= Letters of Mrs. Adams, the Wife of John Adams =

1840 collection of letters

The Letters of Mrs. Adams, the Wife of John Adams is an 1840 book that contains selected correspondence of Abigail Adams, the second first lady of the United States. The book was published by Charles C. Little and James Brown and edited by Charles Francis Adams Sr.

== Background and publication ==
The book includes letters written from 1761 to 1814. A majority of them were written to Adams' husband, John. Two of them date to before the couple were married. Other letters selected were addressed to people including her son, John Quincy, and Adams' sisters and nieces living in New England. The first letter was written when Adams was seventeen years old.

The Adams family included many avid writers, who wrote content they intended to remain private and content for the public. Letters and diaries, private content, were carefully distanced from what would be published. Charles Francis Adams, Abigail's grandson, felt that the earlier generations of his family had, according to Earl N. Habert, suffered from "serious historical distortion". To respond to this, he decided to publish letters that had, to that point, remained private. It was his hope that they would "furnish an exact transcription of the feelings of the writer" and be "susceptible of no misconception." Accordingly, Charles began editing volumes from his family's papers.

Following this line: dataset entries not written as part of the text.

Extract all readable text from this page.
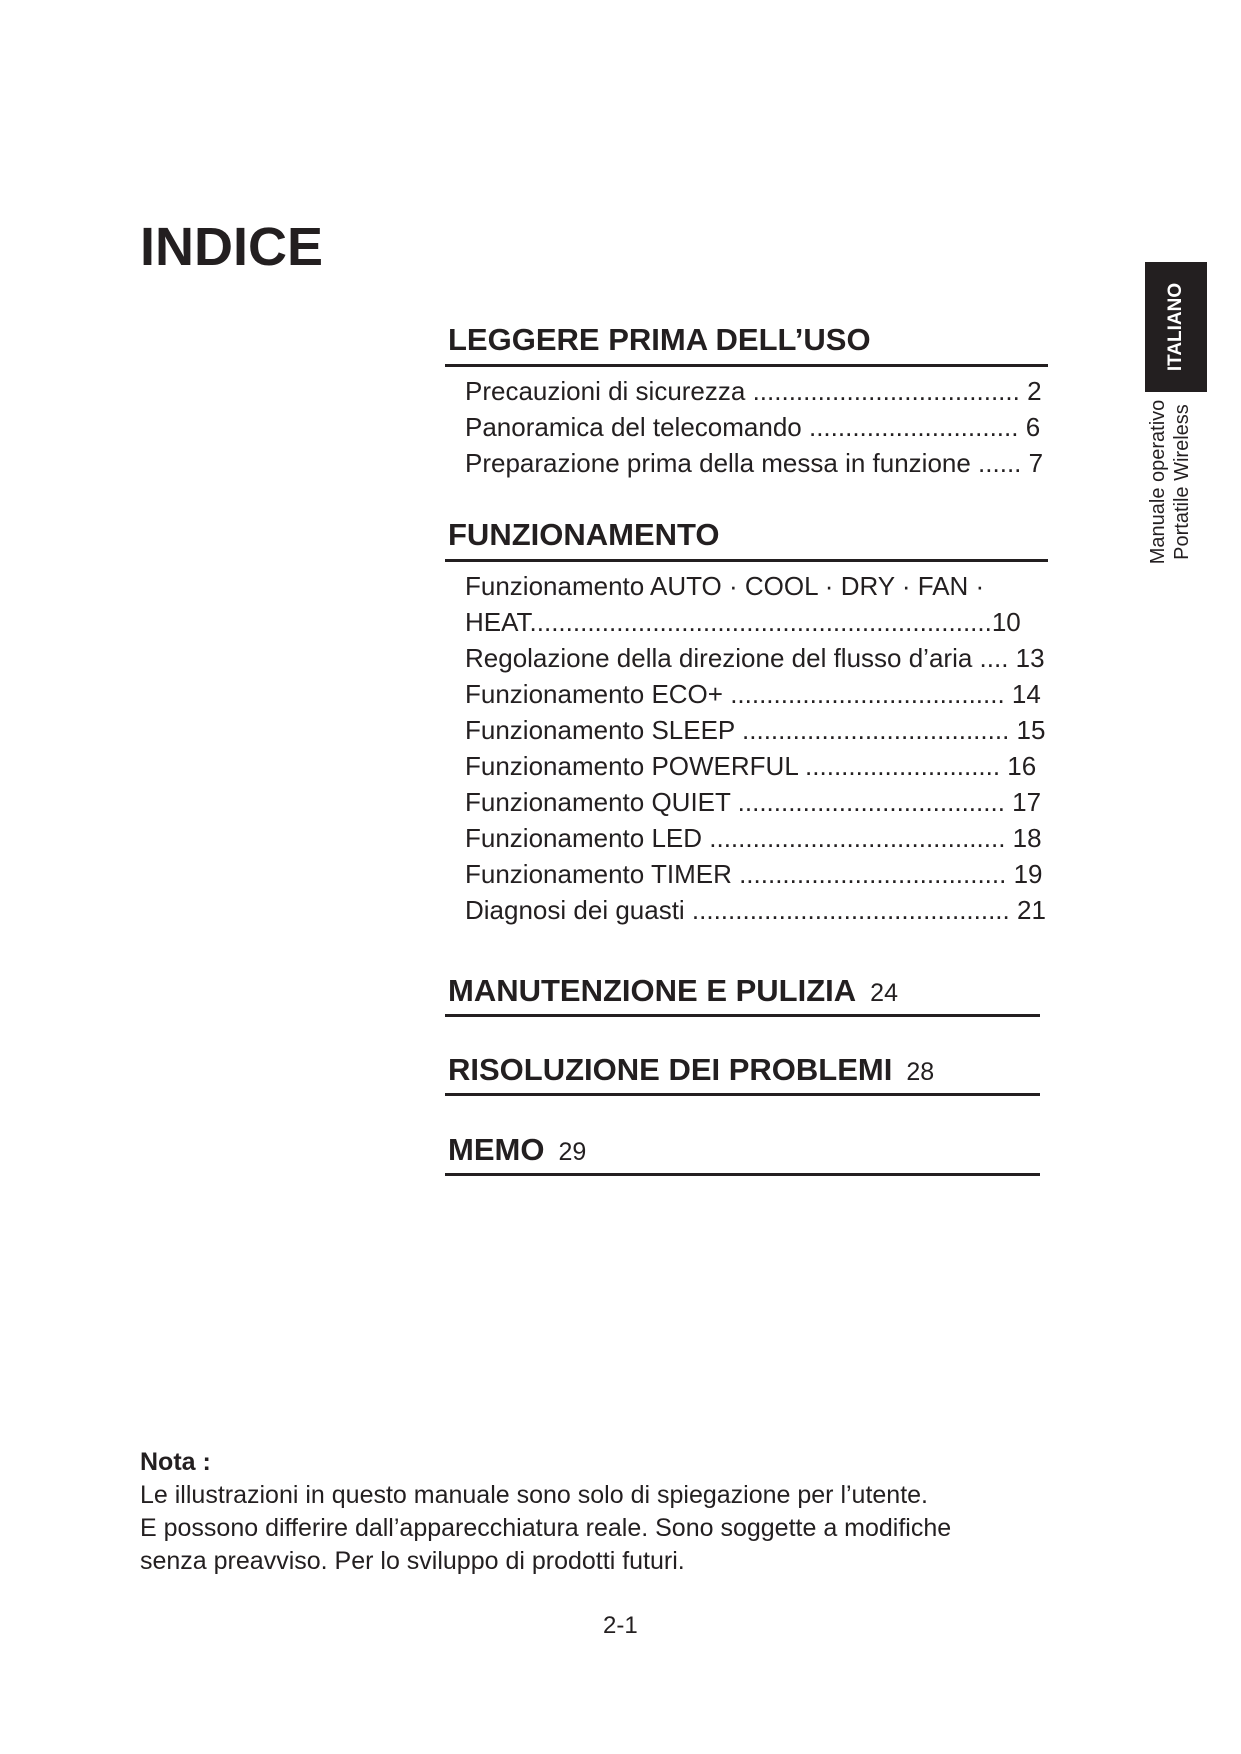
INDICE
ITALIANO
Manuale operativo Portatile Wireless
LEGGERE PRIMA DELL’USO
Precauzioni di sicurezza ..................................... 2
Panoramica del telecomando ............................. 6
Preparazione prima della messa in funzione ...... 7
FUNZIONAMENTO
Funzionamento AUTO · COOL · DRY · FAN ·
HEAT................................................................10
Regolazione della direzione del flusso d’aria .... 13
Funzionamento ECO+ ...................................... 14
Funzionamento SLEEP ..................................... 15
Funzionamento POWERFUL ........................... 16
Funzionamento QUIET ..................................... 17
Funzionamento LED ......................................... 18
Funzionamento TIMER ..................................... 19
Diagnosi dei guasti ............................................ 21
MANUTENZIONE E PULIZIA 24
RISOLUZIONE DEI PROBLEMI 28
MEMO 29
Nota :
Le illustrazioni in questo manuale sono solo di spiegazione per l’utente.
E possono differire dall’apparecchiatura reale. Sono soggette a modifiche
senza preavviso. Per lo sviluppo di prodotti futuri.
2-1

An introduction to the book was written by Charles, who also served as the book's editor. A second edition was published in 1840, also by Liddle and Brown. As a result of the book's success, a book of Letters of John Adams, addressed to his Wife was published the following year. Further editions of the Letters of Mrs. Adams were published in 1841 and 1848.

== Reception ==
The North American Review described the first volume of letters as "charming specimens of epistolary composition" but felt their greatest value was as a work expressing Adams' unedited opinion on her life. They concluded their review by saying the book had left them unsatisfied because they wanted more similar letters and requested another edition be published. The Christian Examiner and General Review also published a review praising Adams and the collection,' as did The Christian Review, which also considered Charles Francis Adams's introduction "very interesting".

It was an early publication of content by a first lady. The historian Charles W. Akers wrote in 1980 that the book had been popular and served as the main way that readers knew who Adams was until the Adams Papers were "opened".